Let’s start with my first rule for networking. When you attend an event and meet potential professional network, get their details. However, ensure that it does not end there. It helps to send an email or a text message a few days after your first meeting emphasising the pleasure to connect. However, don’t sound promotional. Play it cool. This way you stay top of mind in their consciousness, and who knows where that would lead?
Social media is a networking tool. It is one of the biggest platforms and the easiest ways to keep in touch with your contacts. Comment on their posts on Instagram, genuinely not in a contrived automatic way. If they share an article on LinkedIn make a valuable contribution or share it as well. And don’t just do this for LinkedIn, you can do this for other platforms as well, share their posts, support them and celebrate their achievements.
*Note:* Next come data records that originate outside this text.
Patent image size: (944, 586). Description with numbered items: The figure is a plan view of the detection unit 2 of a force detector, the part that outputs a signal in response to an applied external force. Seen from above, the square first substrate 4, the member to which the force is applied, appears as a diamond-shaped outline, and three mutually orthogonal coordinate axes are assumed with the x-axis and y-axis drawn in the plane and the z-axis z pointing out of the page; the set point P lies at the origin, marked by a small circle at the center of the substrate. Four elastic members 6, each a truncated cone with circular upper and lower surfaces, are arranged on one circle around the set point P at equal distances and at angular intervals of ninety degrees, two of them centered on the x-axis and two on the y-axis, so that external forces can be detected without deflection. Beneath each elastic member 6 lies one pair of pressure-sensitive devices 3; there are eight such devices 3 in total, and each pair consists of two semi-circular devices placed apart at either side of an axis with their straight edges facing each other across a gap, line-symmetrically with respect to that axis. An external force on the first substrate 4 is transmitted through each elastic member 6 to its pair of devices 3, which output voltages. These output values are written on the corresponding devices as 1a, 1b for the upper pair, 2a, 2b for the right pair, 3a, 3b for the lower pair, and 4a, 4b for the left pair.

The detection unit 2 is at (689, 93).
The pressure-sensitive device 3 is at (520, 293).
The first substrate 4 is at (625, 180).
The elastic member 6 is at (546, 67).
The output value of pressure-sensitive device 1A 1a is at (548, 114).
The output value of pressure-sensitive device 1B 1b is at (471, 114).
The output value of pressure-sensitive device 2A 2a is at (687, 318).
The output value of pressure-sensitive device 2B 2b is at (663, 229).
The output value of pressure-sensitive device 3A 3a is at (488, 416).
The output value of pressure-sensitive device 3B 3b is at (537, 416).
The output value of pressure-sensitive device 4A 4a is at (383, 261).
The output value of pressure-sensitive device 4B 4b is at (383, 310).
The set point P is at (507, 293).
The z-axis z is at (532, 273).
Congratulate them on Birthdays/Anniversaries/
Most social media platforms send reminders about birthdays and the like. For e.g. LinkedIn sends notifications when someone in your circle has changed jobs or been promoted. Instead of ignoring the message or just clicking the button to send a generic message, take the time out to send a customised message. If you get a Facebook or Google reminder about a birthday and you have a phone number, send a text or if you feel comfortable enough with the person, take it a step further and call. These little gestures go a long way.
Leave your house. Attend more networking events and other types of events. You most likely made these new contacts at events you attended, so there’s a possibility that you may bump into them again at other similar events. Now, I’m not suggesting that you stalk anyone, lol. But if you have an invite to an event, or it’s an open event, and the person you would like to catch up with will most likely be there, make the effort to go. Also, be intentional, enjoy the event but seek them out(subtly) and have that conversation.
Have a schedule/set reminders
If you’re generally quite forgetful, you can set reminders or have a schedule for reaching out to your contacts. Depending on the purpose or person, it can be once a week, bi-weekly, monthly, etc, it’s up to you. Just make sure when you do reach out, it’s doesn’t come across as an activity that you’re just ticking off your schedule, but that you’re actually interested in doing it. Although, if you are really dreading these conversations or check-ins, try and mask it as best as you can.
Do you have any other tips for staying in touch with newly made contacts?